Ein fetter Jüngling mit wirrem Haar und Pickeln im Gesicht bat eine Petra um Verzeihung. Er stotterte und heulte, bis die Rote von Petra wissen wollte, ob sie sich auf Grund der so sichtbaren Reue vorstellen könnte, ihre Beziehung wieder aufzunehmen. Die Kamera schwenkte auf eine versteinerte Frau mit blassblauen Backen, die sich in eisiges Schweigen hüllte, um gleich darauf wieder den Mann ins Bild zu holen, der von seinem Stuhl rutschte und sich nun heulend vor Petra auf dem Boden wand.

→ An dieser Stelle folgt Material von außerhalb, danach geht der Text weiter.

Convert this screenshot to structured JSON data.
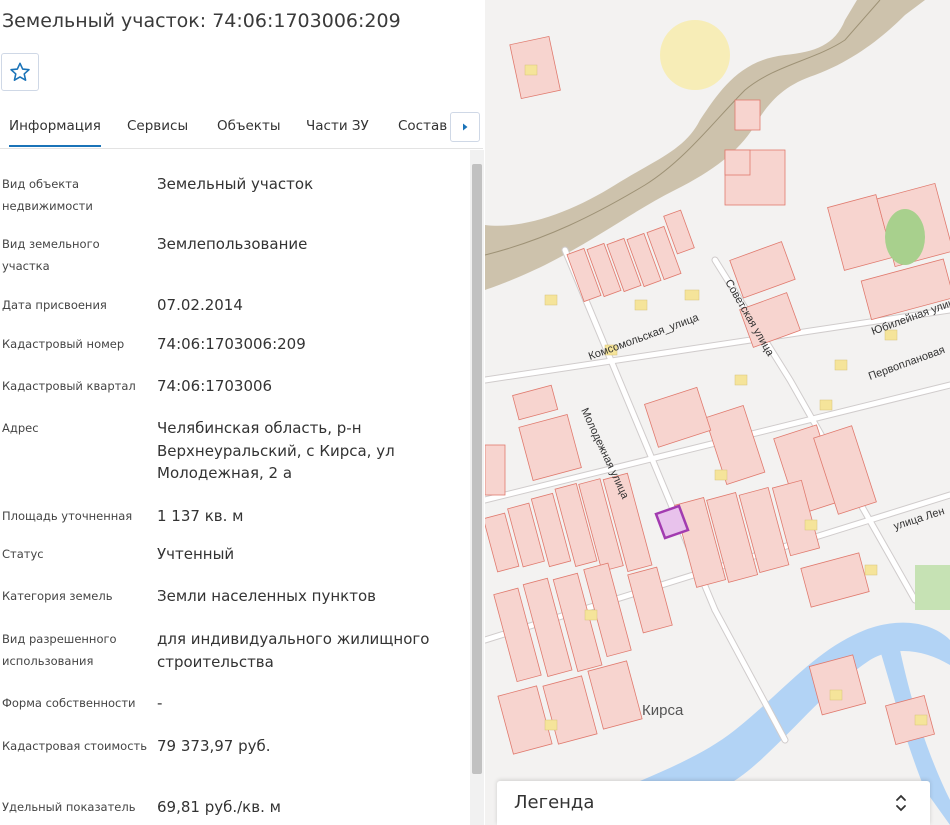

Die Rote sagte leise, fast flüsternd und doch mit einem Timbre, das wohl ihre eigene Bewegung verraten sollte: «Siehst du das, Petra? Siehst du das. Das tut er für dich.» Worauf die Blassblaue erst zu flüchten versuchte und dann zusammenbrach. Sie schluchzte, der Dicke warf sich in ihren Schoss, das Publikum klatschte, und die Rote lächelte.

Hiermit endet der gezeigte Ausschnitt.